In the old days (when I was a lad), two Leaving Cert honours and three passes would qualify you for entry to university. I was lucky enough, back then, to win a county council scholarship – worth £50 a year when the fees were £55. When the old scholarship system was done away with and the university grants scheme bought in, four honours were necessary to guarantee both your place and the funding that went with it.
If you got your honours, you travelled to your chosen university on registration day, wandered among alphabetically arranged tables outlining the options and syllabus, and chose your course on the spot.
IF you hadn’t thought it through properly (as many of us didn’t) you might stop at one of the early tables and end up doing arts or commerce because they were featured on one of the first tables you saw.
Not the best way to plan your future, I accept.

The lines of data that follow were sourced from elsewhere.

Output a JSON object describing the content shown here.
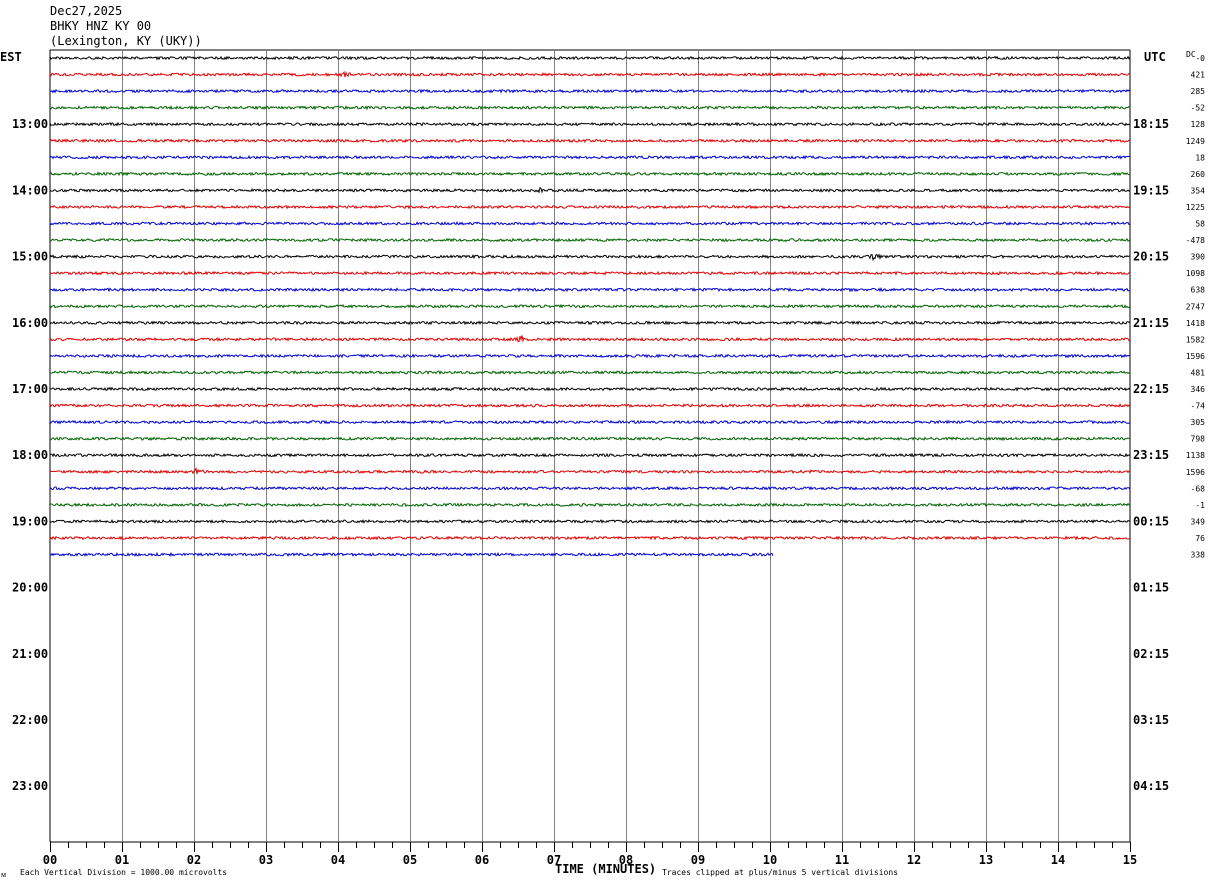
{
  "header": {
    "date": "Dec27,2025",
    "station": "BHKY HNZ KY 00",
    "location": "(Lexington, KY (UKY))"
  },
  "left_tz": "EST",
  "right_tz": "UTC",
  "dc_header": "DC",
  "footer": {
    "scale_note": "Each Vertical Division = 1000.00 microvolts",
    "clip_note": "Traces clipped at plus/minus 5 vertical divisions",
    "corner_mark": "ᴍ"
  },
  "chart_data": {
    "type": "line",
    "xlabel": "TIME (MINUTES)",
    "xlim": [
      0,
      15
    ],
    "x_ticks": [
      "00",
      "01",
      "02",
      "03",
      "04",
      "05",
      "06",
      "07",
      "08",
      "09",
      "10",
      "11",
      "12",
      "13",
      "14",
      "15"
    ],
    "rows_per_hour": 4,
    "total_rows": 48,
    "traces_drawn": 31,
    "last_trace_end_minute": 10.05,
    "trace_colors": [
      "#000000",
      "#e00000",
      "#0000d0",
      "#006400"
    ],
    "left_hour_labels": [
      "13:00",
      "14:00",
      "15:00",
      "16:00",
      "17:00",
      "18:00",
      "19:00",
      "20:00",
      "21:00",
      "22:00",
      "23:00"
    ],
    "right_hour_labels": [
      "18:15",
      "19:15",
      "20:15",
      "21:15",
      "22:15",
      "23:15",
      "00:15",
      "01:15",
      "02:15",
      "03:15",
      "04:15"
    ],
    "dc_offsets": [
      "-0",
      "421",
      "285",
      "-52",
      "128",
      "1249",
      "18",
      "260",
      "354",
      "1225",
      "58",
      "-478",
      "390",
      "1098",
      "638",
      "2747",
      "1418",
      "1582",
      "1596",
      "481",
      "346",
      "-74",
      "305",
      "798",
      "1138",
      "1596",
      "-68",
      "-1",
      "349",
      "76",
      "338"
    ],
    "events": [
      {
        "trace": 12,
        "minute": 11.45,
        "amplitude": 3.0
      },
      {
        "trace": 17,
        "minute": 6.55,
        "amplitude": 3.0
      },
      {
        "trace": 25,
        "minute": 2.05,
        "amplitude": 2.5
      },
      {
        "trace": 25,
        "minute": 10.5,
        "amplitude": 2.0
      },
      {
        "trace": 1,
        "minute": 4.1,
        "amplitude": 1.5
      },
      {
        "trace": 8,
        "minute": 6.8,
        "amplitude": 1.5
      }
    ]
  }
}
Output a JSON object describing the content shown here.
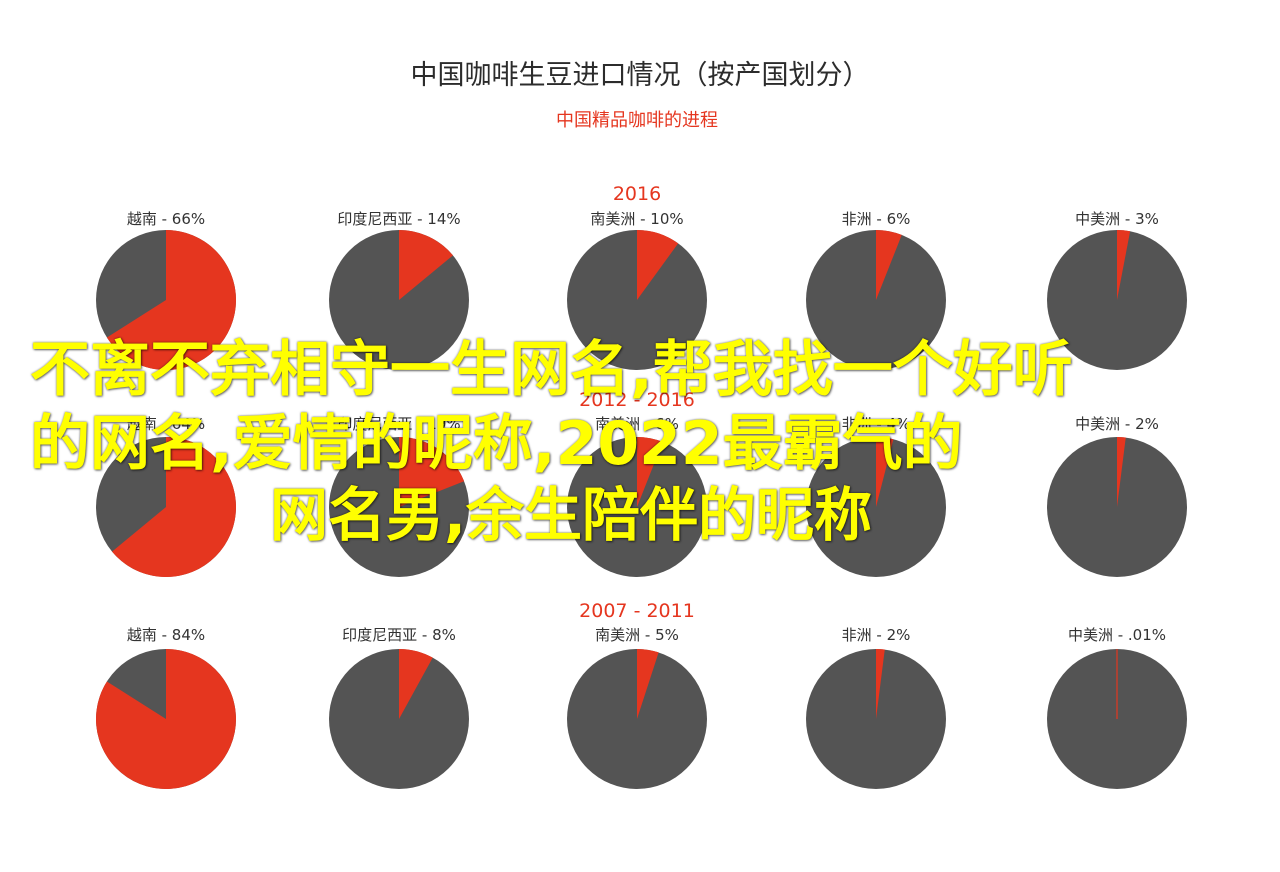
{
  "colors": {
    "accent": "#e5361f",
    "remainder": "#545454",
    "text": "#333333",
    "overlay": "#ffff00"
  },
  "chart_data": {
    "type": "pie",
    "title": "中国咖啡生豆进口情况（按产国划分）",
    "subtitle": "中国精品咖啡的进程",
    "periods": [
      {
        "label": "2016",
        "slices": [
          {
            "country": "越南",
            "value": 66,
            "label": "越南 - 66%"
          },
          {
            "country": "印度尼西亚",
            "value": 14,
            "label": "印度尼西亚 - 14%"
          },
          {
            "country": "南美洲",
            "value": 10,
            "label": "南美洲 - 10%"
          },
          {
            "country": "非洲",
            "value": 6,
            "label": "非洲 - 6%"
          },
          {
            "country": "中美洲",
            "value": 3,
            "label": "中美洲 - 3%"
          }
        ]
      },
      {
        "label": "2012 - 2016",
        "slices": [
          {
            "country": "越南",
            "value": 64,
            "label": "越南 - 64%"
          },
          {
            "country": "印度尼西亚",
            "value": 19,
            "label": "印度尼西亚 - 19%"
          },
          {
            "country": "南美洲",
            "value": 6,
            "label": "南美洲 - 6%"
          },
          {
            "country": "非洲",
            "value": 4,
            "label": "非洲 - 4%"
          },
          {
            "country": "中美洲",
            "value": 2,
            "label": "中美洲 - 2%"
          }
        ]
      },
      {
        "label": "2007 - 2011",
        "slices": [
          {
            "country": "越南",
            "value": 84,
            "label": "越南 - 84%"
          },
          {
            "country": "印度尼西亚",
            "value": 8,
            "label": "印度尼西亚 - 8%"
          },
          {
            "country": "南美洲",
            "value": 5,
            "label": "南美洲 - 5%"
          },
          {
            "country": "非洲",
            "value": 2,
            "label": "非洲 - 2%"
          },
          {
            "country": "中美洲",
            "value": 0.01,
            "label": "中美洲 - .01%"
          }
        ]
      }
    ]
  },
  "overlay": {
    "line1": "不离不弃相守一生网名,帮我找一个好听",
    "line2": "的网名,爱情的昵称,2022最霸气的",
    "line3": "网名男,余生陪伴的昵称"
  }
}
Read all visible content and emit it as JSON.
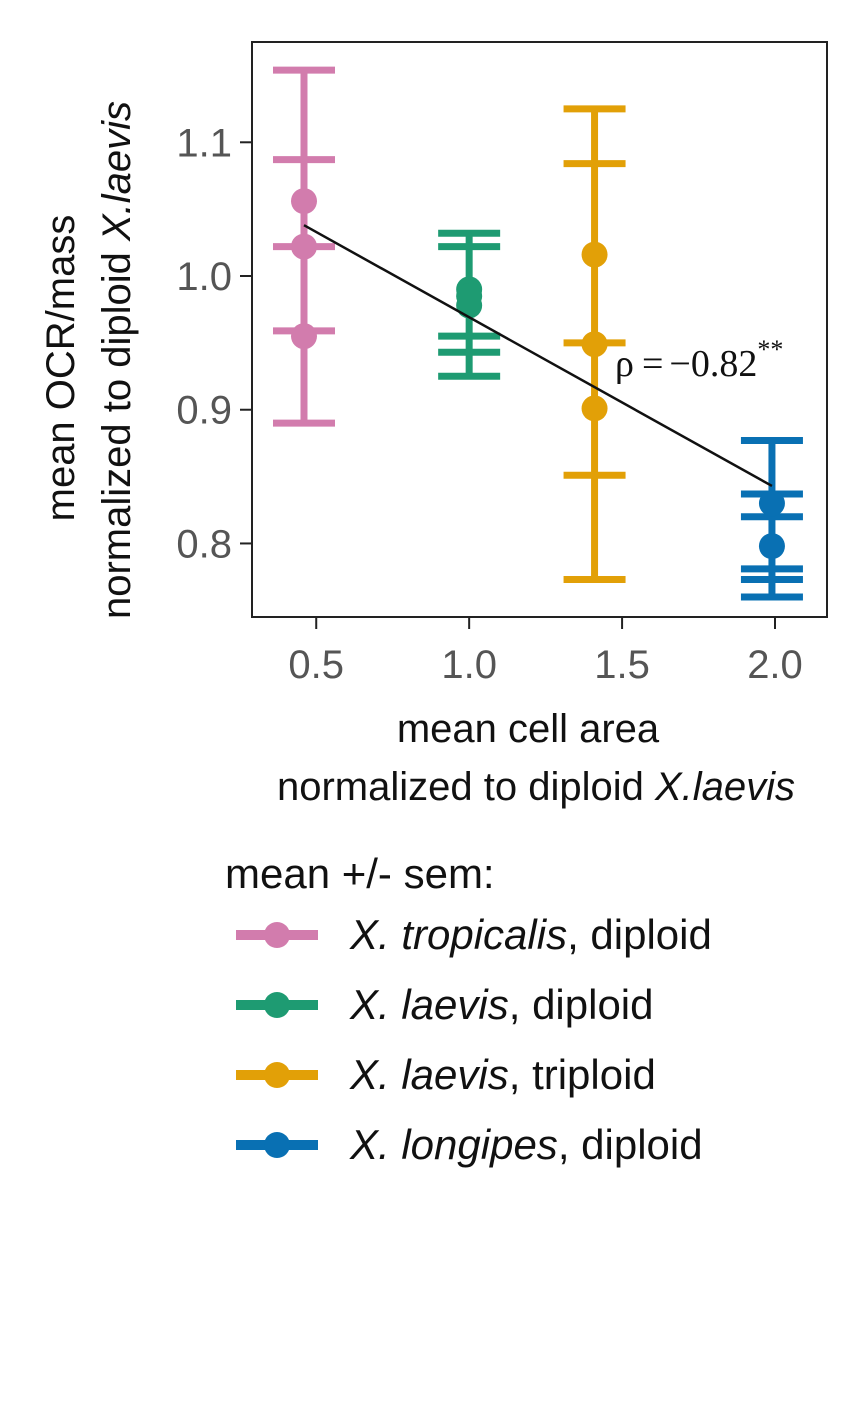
{
  "chart_data": {
    "type": "scatter",
    "xlabel_line1": "mean cell area",
    "xlabel_line2_prefix": "normalized to diploid ",
    "xlabel_line2_italic": "X.laevis",
    "ylabel_line1": "mean OCR/mass",
    "ylabel_line2_prefix": "normalized to diploid ",
    "ylabel_line2_italic": "X.laevis",
    "xlim": [
      0.29,
      2.17
    ],
    "ylim": [
      0.745,
      1.175
    ],
    "xticks": [
      0.5,
      1.0,
      1.5,
      2.0
    ],
    "xtick_labels": [
      "0.5",
      "1.0",
      "1.5",
      "2.0"
    ],
    "yticks": [
      0.8,
      0.9,
      1.0,
      1.1
    ],
    "ytick_labels": [
      "0.8",
      "0.9",
      "1.0",
      "1.1"
    ],
    "grid": false,
    "annotation": {
      "rho_symbol": "ρ",
      "equals": "=",
      "value": "−0.82",
      "significance": "**"
    },
    "fit_line": {
      "x": [
        0.46,
        1.99
      ],
      "y": [
        1.038,
        0.843
      ],
      "color": "#111111"
    },
    "series": [
      {
        "name_italic": "X. tropicalis",
        "name_rest": ", diploid",
        "color": "#D27CAD",
        "points": [
          {
            "x": 0.46,
            "y": 1.056,
            "ylow": 1.022,
            "yhigh": 1.087
          },
          {
            "x": 0.46,
            "y": 1.022,
            "ylow": 0.89,
            "yhigh": 1.154
          },
          {
            "x": 0.46,
            "y": 0.955,
            "ylow": 0.955,
            "yhigh": 0.955
          }
        ],
        "caps": [
          1.154,
          1.087,
          1.022,
          0.959,
          0.89
        ]
      },
      {
        "name_italic": "X. laevis",
        "name_rest": ", diploid",
        "color": "#1E9B72",
        "points": [
          {
            "x": 1.0,
            "y": 0.99,
            "ylow": 0.955,
            "yhigh": 1.025
          },
          {
            "x": 1.0,
            "y": 0.985,
            "ylow": 0.945,
            "yhigh": 1.03
          },
          {
            "x": 1.0,
            "y": 0.978,
            "ylow": 0.925,
            "yhigh": 1.032
          }
        ],
        "caps": [
          1.032,
          1.022,
          0.955,
          0.943,
          0.925
        ]
      },
      {
        "name_italic": "X. laevis",
        "name_rest": ", triploid",
        "color": "#E2A007",
        "points": [
          {
            "x": 1.41,
            "y": 1.016,
            "ylow": 0.95,
            "yhigh": 1.084
          },
          {
            "x": 1.41,
            "y": 0.949,
            "ylow": 0.773,
            "yhigh": 1.125
          },
          {
            "x": 1.41,
            "y": 0.901,
            "ylow": 0.851,
            "yhigh": 0.949
          }
        ],
        "caps": [
          1.125,
          1.084,
          0.95,
          0.851,
          0.773
        ]
      },
      {
        "name_italic": "X. longipes",
        "name_rest": ", diploid",
        "color": "#0970B3",
        "points": [
          {
            "x": 1.99,
            "y": 0.83,
            "ylow": 0.82,
            "yhigh": 0.877
          },
          {
            "x": 1.99,
            "y": 0.798,
            "ylow": 0.76,
            "yhigh": 0.837
          }
        ],
        "caps": [
          0.877,
          0.837,
          0.82,
          0.781,
          0.773,
          0.76
        ]
      }
    ],
    "legend_title": "mean +/- sem:"
  }
}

But the point was that students had certainty then – targets to aim at when they were doing the Leaving and a guarantee that they could pick the course of their choice if they got the results.
Of course, we could argue quite separately about whether the Leaving Cert is really the best way to measure a student’s progress or capacity and about the pressures that young people are under throughout the entire exam system. But when they endure the pressure and they get the results the system demands, and then the bar is raised afterwards for reasons that have nothing to do with them, that’s surely entirely unfair.
It may well be that we are lucky enough to have the brightest and most exciting young generation in our history. Certainly I meet young people all the time, in all sorts of environments, whose confidence and ability astonish me.
Isn’t it all the more unfair then that we can’t give them a fair shake at one of the most pivotal moments of their lives? And isn’t it long past time that we scrapped this entirely arbitrary and unfair points race?